DISTRIBUTE BY clause in HIVE

In addition to @Dudu's answer, the Distribute By only distributes the rows among the reducers which is determined from the input size.

The number of reducers to be used for a Hive job will be determined by this property hive.exec.reducers.bytes.per.reducer which is dependent on the input.

As of Hive 0.14, if the input is < 256MB, only one reducer (one reducer per 256MB of input) will be used unless the number of reducers is overridden by hive.exec.reducers.max or mapred.reduce.tasks properties.


The only thing DISTRIBUTE BY (city) says is that records with the same city will go to the same reducer. Nothing else.

Hive uses the columns in Distribute By to distribute the rows among reducers. All rows with the same Distribute By columns will go to the same reducer

https://cwiki.apache.org/confluence/display/Hive/LanguageManual+SortBy


A question by the OP:

Then what is the point of this DISTRIBUTE BY ? There's no guarantee that each (city) would go to a different reducer then why use it ?


For 2 reasons:

  1. In the beginning of hive DISTRIBUTE BY, SORT BY and CLUSTER BY where used to process data in a way that today is being done automatically (e.g. analytic functions https://oren.lederman.name/?p=32)

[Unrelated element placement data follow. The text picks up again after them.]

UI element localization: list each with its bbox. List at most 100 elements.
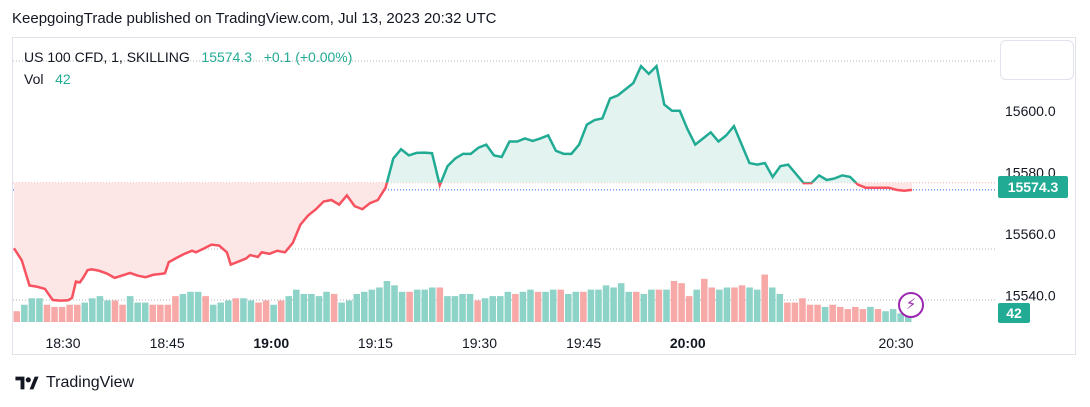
volume-bar bbox=[610, 287, 617, 322]
volume-bar bbox=[512, 293, 519, 322]
volume-bar bbox=[13, 311, 21, 322]
volume-bar bbox=[429, 287, 436, 322]
volume-bar bbox=[844, 309, 852, 322]
volume-bar bbox=[172, 296, 179, 322]
volume-bar bbox=[391, 285, 398, 322]
volume-bar bbox=[164, 304, 172, 322]
volume-bar bbox=[836, 306, 844, 322]
volume-bar bbox=[293, 289, 300, 322]
volume-bar bbox=[897, 313, 904, 322]
volume-bar bbox=[632, 291, 640, 322]
volume-bar bbox=[451, 296, 459, 322]
volume-bar bbox=[96, 296, 104, 322]
tradingview-logo-icon bbox=[15, 376, 39, 390]
volume-bar bbox=[867, 306, 874, 322]
volume-bar bbox=[179, 293, 187, 322]
volume-bar bbox=[421, 289, 429, 322]
volume-bar bbox=[383, 281, 391, 322]
volume-bar bbox=[134, 302, 141, 322]
volume-bar bbox=[716, 289, 723, 322]
volume-bar bbox=[126, 296, 134, 322]
volume-bar bbox=[255, 302, 262, 322]
volume-bar bbox=[557, 289, 564, 322]
y-tick-label: 15540.0 bbox=[1005, 287, 1056, 303]
volume-bar bbox=[874, 309, 882, 322]
volume-bar bbox=[663, 289, 670, 322]
volume-bar bbox=[685, 296, 693, 322]
legend-change: +0.1 (+0.00%) bbox=[263, 49, 353, 65]
volume-bar bbox=[784, 302, 791, 322]
volume-bar bbox=[678, 283, 685, 322]
chart-legend: US 100 CFD, 1, SKILLING 15574.3 +0.1 (+0… bbox=[24, 46, 352, 90]
volume-bar bbox=[28, 298, 36, 322]
volume-bar bbox=[519, 291, 527, 322]
x-tick-label: 19:15 bbox=[358, 335, 393, 351]
volume-bar bbox=[141, 302, 149, 322]
volume-bar bbox=[104, 300, 111, 322]
volume-bar bbox=[157, 304, 164, 322]
price-scale-corner[interactable] bbox=[1000, 40, 1074, 80]
volume-bar bbox=[338, 302, 345, 322]
volume-bar bbox=[308, 293, 315, 322]
publication-header: KeepgoingTrade published on TradingView.… bbox=[12, 10, 497, 27]
x-tick-label: 18:30 bbox=[45, 335, 80, 351]
volume-bar bbox=[202, 296, 209, 322]
volume-bar bbox=[361, 291, 368, 322]
lightning-icon[interactable]: ⚡ bbox=[898, 292, 924, 318]
volume-bar bbox=[648, 289, 655, 322]
volume-bar bbox=[119, 304, 126, 322]
volume-bar bbox=[889, 309, 897, 322]
volume-bar bbox=[225, 300, 232, 322]
last-volume-tag: 42 bbox=[998, 303, 1030, 323]
legend-volume-value: 42 bbox=[55, 71, 71, 87]
volume-bar bbox=[700, 278, 708, 322]
volume-bar bbox=[776, 293, 784, 322]
last-price-tag: 15574.3 bbox=[998, 176, 1068, 198]
volume-bar bbox=[640, 293, 648, 322]
volume-bar bbox=[149, 304, 157, 322]
volume-bar bbox=[474, 300, 481, 322]
volume-bar bbox=[602, 285, 610, 322]
price-line-up bbox=[385, 63, 858, 183]
volume-bar bbox=[761, 274, 768, 322]
volume-bar bbox=[542, 291, 549, 322]
volume-bar bbox=[66, 304, 73, 322]
chart-frame bbox=[12, 37, 1076, 355]
volume-bar bbox=[111, 300, 119, 322]
volume-bar bbox=[572, 291, 580, 322]
volume-bar bbox=[330, 293, 338, 322]
volume-bar bbox=[731, 287, 738, 322]
x-tick-label: 20:30 bbox=[878, 335, 913, 351]
x-tick-label: 18:45 bbox=[150, 335, 185, 351]
volume-bar bbox=[564, 293, 572, 322]
volume-bar bbox=[625, 291, 632, 322]
volume-bar bbox=[285, 296, 293, 322]
volume-bar bbox=[300, 293, 308, 322]
volume-bar bbox=[43, 304, 51, 322]
volume-bar bbox=[723, 287, 731, 322]
volume-bar bbox=[398, 291, 406, 322]
volume-bar bbox=[413, 289, 421, 322]
volume-bar bbox=[21, 304, 28, 322]
footer-brand[interactable]: TradingView bbox=[14, 374, 134, 392]
volume-bar bbox=[670, 281, 678, 322]
volume-bar bbox=[753, 289, 761, 322]
volume-bar bbox=[89, 298, 96, 322]
volume-bar bbox=[406, 291, 413, 322]
volume-bar bbox=[504, 291, 512, 322]
price-line-down bbox=[12, 182, 913, 302]
volume-bar bbox=[353, 293, 361, 322]
volume-bar bbox=[209, 304, 217, 322]
volume-bar bbox=[489, 296, 496, 322]
volume-bar bbox=[240, 298, 247, 322]
y-tick-label: 15560.0 bbox=[1005, 226, 1056, 242]
x-tick-label: 19:45 bbox=[566, 335, 601, 351]
volume-bar bbox=[746, 287, 753, 322]
volume-bar bbox=[466, 293, 474, 322]
volume-bar bbox=[481, 298, 489, 322]
volume-bar bbox=[852, 306, 859, 322]
footer-brand-label: TradingView bbox=[46, 374, 135, 391]
volume-bar bbox=[829, 304, 836, 322]
volume-bar bbox=[655, 289, 663, 322]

  2. You might want to stream you data through a script (Hive "Transform") and you want your script to process your data in certain groups and order. For that you can use DISTRIBUTE BY + SORT BY or CLUSTER BY. With DISTRIBUTE BY it is guaranteed that you'll have the whole group in the same reducer. With SORT BY that you'll get all the records of a group continuously.